Can they do this? In short, yes.
After all, they are the ones who are agreeing to take less than what is owed in order to complete the transaction – they are under no legal obligation to agree to do this.
Here are some recent short sale nightmares that I have seen:
Despite the HUD-1 having been first provided to the two short sale payoff lenders in November, a final approval was not obtained until April. The problem that arose was that one of the short sale lenders would only approve a commission of 3% in the transaction, since they determined that the listing agent and the buyer’s agent both worked at the same brokerage, and the short sale lender would not allow more than 3% commission to one broker.
The broker agreed to lower the commission from 5% to 4%, but the short sale lender would not allow this to net out of their funds, consequently meaning that the seller had to come out of pocket for the additional 1% (roughly $14,000). This was not a problem for the seller, but the short sale lender determined that if the seller could come up with an additional $14,000 to pay the broker, then the seller could pay that $14,000 over to the short sale lender.
Thus the short sale lender increased their required payoff by an additional $14,000. Since now the seller had to come up with an additional $28,000, he was no longer able to complete the deal. The broker relented and had to agree to lower the commission on the HUD-1 to 3%, at which point the short sale lender also agreed to lower their payoff by $14,000, but only if the commission remained at 3%.

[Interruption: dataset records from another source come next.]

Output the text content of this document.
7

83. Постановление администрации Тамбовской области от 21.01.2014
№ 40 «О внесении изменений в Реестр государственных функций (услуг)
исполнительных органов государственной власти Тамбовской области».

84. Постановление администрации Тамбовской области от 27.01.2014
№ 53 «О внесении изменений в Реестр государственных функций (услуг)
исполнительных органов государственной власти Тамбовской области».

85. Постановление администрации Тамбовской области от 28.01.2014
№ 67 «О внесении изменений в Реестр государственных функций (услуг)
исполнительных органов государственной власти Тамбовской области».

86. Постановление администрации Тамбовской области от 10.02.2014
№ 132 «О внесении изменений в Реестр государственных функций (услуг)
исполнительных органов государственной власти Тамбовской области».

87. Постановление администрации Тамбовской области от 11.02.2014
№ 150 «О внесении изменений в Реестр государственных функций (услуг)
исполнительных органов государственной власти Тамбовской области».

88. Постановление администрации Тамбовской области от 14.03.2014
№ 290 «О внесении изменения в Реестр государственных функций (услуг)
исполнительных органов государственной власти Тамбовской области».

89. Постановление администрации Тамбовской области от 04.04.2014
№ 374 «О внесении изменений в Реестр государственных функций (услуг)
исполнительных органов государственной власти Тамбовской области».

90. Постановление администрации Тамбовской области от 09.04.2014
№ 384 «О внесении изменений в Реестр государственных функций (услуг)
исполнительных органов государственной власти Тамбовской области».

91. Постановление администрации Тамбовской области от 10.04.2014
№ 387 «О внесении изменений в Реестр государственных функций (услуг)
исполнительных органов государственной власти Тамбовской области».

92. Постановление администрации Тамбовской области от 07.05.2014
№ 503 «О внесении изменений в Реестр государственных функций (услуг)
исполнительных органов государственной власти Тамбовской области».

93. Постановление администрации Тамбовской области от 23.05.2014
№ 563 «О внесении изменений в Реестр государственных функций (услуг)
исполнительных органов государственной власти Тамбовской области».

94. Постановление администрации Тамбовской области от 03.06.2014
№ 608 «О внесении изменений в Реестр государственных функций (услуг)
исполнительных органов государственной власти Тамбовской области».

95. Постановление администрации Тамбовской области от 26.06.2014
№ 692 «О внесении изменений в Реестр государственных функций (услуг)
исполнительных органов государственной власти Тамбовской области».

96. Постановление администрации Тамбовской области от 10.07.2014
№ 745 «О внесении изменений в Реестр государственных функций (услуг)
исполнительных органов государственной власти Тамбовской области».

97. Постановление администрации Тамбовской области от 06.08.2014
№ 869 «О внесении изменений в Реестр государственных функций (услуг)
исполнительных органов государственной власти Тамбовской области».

Often commissions are whittled down by the short sale lenders, and often at the last moment. The most common scenario involves the short sale lender requiring that the seller come up with a specific amount of funds to close, say $5,000, but the seller not having this money. The only way to close is for the agents to lower their commission so that the closing can take place.
Another nightmare situation involves seller closing cost credits to the purchaser. Often the short sale lender will either not allow the credit at all or limit the amount of the credit. Purchasers and agents should be careful when negotiating a short sale contract that the agreed upon seller closing cost credit may not survive the short sale approval process.